« On a travaillé tout l’été avec le président de la MSA, avec les services de l’État, avec toutes les organisations professionnelles agricoles lors de la cellule de crise. Les politiques ont fait des annonces. Et un mois après, rien ne bouge ! Aucune mesure n’est appliquée : ni le fonds de garantie pour assurer les prêts, ni le fonds pour la MSA, ni le fonds d’allègement des charges… Rien ! », a lancé Eric Thirouin, le président de la FRSEA, en colère.

Pétards et bombes lacrymo

Ce mercredi, entre 500 agriculteurs selon le syndicat et 300 selon les policiers se sont rassemblés à Orléans, pour crier leur mécontent et leur désespoir aux services régionaux.
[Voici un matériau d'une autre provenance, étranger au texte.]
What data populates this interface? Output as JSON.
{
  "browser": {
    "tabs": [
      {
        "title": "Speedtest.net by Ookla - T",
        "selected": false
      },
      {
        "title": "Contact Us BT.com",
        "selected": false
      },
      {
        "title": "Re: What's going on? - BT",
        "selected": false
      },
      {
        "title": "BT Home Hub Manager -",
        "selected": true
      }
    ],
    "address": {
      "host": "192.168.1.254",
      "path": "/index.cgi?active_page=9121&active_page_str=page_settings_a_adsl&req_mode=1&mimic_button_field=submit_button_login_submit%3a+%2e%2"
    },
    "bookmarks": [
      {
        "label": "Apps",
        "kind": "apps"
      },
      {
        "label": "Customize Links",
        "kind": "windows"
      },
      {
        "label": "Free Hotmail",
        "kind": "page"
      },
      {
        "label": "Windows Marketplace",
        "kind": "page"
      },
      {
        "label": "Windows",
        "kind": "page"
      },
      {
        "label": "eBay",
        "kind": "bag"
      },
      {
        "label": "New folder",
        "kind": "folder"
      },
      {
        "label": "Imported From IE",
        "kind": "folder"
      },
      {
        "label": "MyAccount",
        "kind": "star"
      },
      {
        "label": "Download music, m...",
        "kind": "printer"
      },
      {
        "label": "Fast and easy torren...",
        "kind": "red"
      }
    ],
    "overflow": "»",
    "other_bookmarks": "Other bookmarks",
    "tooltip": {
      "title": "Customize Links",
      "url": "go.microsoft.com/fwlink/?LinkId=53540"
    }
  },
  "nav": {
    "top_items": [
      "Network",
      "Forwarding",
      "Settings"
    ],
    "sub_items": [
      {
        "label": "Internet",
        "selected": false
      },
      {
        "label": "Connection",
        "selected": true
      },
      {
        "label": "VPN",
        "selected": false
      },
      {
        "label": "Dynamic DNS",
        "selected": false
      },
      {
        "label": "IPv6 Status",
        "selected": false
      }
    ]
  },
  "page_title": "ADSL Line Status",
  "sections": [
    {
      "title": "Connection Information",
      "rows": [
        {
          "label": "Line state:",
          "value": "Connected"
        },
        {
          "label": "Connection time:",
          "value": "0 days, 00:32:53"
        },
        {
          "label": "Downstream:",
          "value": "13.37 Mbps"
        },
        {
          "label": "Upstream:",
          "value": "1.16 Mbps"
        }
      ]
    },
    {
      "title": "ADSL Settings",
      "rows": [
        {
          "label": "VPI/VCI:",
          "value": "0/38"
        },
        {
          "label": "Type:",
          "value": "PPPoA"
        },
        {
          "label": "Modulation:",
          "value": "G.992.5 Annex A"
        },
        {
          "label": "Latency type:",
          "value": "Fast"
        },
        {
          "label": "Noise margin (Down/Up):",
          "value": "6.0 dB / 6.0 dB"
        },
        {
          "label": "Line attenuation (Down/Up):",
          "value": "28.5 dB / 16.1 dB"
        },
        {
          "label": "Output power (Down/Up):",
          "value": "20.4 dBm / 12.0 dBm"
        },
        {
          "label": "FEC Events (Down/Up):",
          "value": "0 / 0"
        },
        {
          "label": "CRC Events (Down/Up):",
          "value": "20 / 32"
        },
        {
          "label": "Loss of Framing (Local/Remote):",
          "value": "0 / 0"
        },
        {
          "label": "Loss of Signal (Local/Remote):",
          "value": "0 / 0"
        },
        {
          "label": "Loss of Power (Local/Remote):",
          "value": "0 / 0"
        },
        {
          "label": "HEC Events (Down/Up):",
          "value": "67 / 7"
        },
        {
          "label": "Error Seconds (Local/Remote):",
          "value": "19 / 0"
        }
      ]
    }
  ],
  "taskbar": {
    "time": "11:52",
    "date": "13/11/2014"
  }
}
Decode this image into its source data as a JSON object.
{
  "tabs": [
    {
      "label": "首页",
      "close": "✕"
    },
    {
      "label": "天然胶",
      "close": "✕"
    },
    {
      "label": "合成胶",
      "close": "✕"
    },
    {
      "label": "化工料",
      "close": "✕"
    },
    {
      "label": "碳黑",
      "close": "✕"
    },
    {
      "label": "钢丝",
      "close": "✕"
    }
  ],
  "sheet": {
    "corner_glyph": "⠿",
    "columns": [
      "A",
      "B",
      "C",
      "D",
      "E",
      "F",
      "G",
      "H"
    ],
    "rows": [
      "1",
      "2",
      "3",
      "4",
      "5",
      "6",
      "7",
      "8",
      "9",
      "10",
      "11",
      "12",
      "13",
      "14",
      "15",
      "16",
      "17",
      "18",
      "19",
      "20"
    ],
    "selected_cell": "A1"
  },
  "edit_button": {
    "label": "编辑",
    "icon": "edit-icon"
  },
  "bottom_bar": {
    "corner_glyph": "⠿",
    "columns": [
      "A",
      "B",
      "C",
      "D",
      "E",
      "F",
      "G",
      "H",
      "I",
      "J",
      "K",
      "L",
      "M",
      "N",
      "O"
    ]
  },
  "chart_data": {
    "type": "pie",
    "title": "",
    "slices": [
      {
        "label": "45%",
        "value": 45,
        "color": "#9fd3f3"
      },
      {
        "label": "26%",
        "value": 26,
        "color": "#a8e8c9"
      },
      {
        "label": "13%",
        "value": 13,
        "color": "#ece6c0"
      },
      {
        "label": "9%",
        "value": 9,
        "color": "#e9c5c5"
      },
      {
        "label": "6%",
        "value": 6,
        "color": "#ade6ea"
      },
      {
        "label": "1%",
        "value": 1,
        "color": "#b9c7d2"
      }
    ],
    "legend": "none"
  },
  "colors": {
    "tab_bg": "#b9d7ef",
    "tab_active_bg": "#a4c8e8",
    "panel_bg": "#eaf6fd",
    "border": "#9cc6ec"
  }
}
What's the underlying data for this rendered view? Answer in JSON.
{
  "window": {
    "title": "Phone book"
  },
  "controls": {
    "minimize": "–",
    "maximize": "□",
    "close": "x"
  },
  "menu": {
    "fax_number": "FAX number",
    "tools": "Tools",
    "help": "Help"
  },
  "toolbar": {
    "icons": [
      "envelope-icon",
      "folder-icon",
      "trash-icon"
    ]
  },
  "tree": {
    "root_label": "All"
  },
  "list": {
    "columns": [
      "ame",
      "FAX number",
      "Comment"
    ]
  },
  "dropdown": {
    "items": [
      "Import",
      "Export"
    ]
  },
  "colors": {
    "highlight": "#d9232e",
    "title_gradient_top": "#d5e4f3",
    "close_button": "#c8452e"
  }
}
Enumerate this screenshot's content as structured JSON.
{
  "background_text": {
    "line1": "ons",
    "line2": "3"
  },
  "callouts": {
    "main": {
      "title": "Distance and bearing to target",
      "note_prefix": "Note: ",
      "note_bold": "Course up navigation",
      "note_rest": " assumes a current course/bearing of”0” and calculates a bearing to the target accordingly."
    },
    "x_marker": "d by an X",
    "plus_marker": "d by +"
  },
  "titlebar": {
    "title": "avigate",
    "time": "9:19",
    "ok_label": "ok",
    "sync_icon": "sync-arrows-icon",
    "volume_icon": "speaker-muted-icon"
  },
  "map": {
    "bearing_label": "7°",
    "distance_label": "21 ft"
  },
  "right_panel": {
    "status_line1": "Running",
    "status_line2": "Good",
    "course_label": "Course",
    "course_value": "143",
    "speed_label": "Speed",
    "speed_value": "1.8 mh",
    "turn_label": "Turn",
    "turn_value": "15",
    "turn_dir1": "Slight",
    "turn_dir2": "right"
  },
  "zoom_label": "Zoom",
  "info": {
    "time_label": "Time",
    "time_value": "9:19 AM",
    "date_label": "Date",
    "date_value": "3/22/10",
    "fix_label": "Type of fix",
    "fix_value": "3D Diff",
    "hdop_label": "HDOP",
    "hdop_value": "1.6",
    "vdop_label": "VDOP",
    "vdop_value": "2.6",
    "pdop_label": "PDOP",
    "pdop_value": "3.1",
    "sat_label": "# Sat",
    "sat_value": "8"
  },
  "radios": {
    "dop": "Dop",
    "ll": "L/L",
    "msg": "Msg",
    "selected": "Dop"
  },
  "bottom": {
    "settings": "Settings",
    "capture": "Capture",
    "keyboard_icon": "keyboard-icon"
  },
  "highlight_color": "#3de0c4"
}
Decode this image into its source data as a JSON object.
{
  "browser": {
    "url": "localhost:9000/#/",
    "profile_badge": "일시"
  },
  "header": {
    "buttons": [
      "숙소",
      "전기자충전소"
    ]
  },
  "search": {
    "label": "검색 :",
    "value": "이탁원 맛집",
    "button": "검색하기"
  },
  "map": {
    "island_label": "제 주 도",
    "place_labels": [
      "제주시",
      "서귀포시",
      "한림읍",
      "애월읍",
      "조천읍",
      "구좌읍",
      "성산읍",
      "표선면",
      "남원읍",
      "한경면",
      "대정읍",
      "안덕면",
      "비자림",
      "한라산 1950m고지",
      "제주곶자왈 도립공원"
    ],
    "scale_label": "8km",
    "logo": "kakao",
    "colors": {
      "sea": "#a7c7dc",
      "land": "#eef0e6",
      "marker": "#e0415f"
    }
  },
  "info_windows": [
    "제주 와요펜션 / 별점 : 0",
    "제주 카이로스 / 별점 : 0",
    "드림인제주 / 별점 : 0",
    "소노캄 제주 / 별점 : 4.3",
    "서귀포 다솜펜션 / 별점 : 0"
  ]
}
Ils ont sommé le directeur régional de l’agriculture de venir s’expliquer. Après quelques minutes d’attente, des heurts ont éclaté entre un policier en civil qui portait le même T-shirt que les manifestants et les agriculteurs. Les policiers ont utilisé les matraques et des bombes lacrymogènes pour repousser les paysans. Rapidement, la FRSEA a appelé au calme et Jean-Roch Gaillet, le directeur de la Draaf, est venu dialoguer.

Désaccord sur le taux de perte

Le directeur régional de l’agriculture a reconnu que la Région Centre a perdu 1,2 milliard d’euros, toutes productions confondues, cette année. Mais le litige porte sur le taux de perte. « 1,2 milliard d’euros ne correspond pas à 70 % de perte », argumente Jean-Roch Gailler, qui est monté à la tribune devant les agriculteurs.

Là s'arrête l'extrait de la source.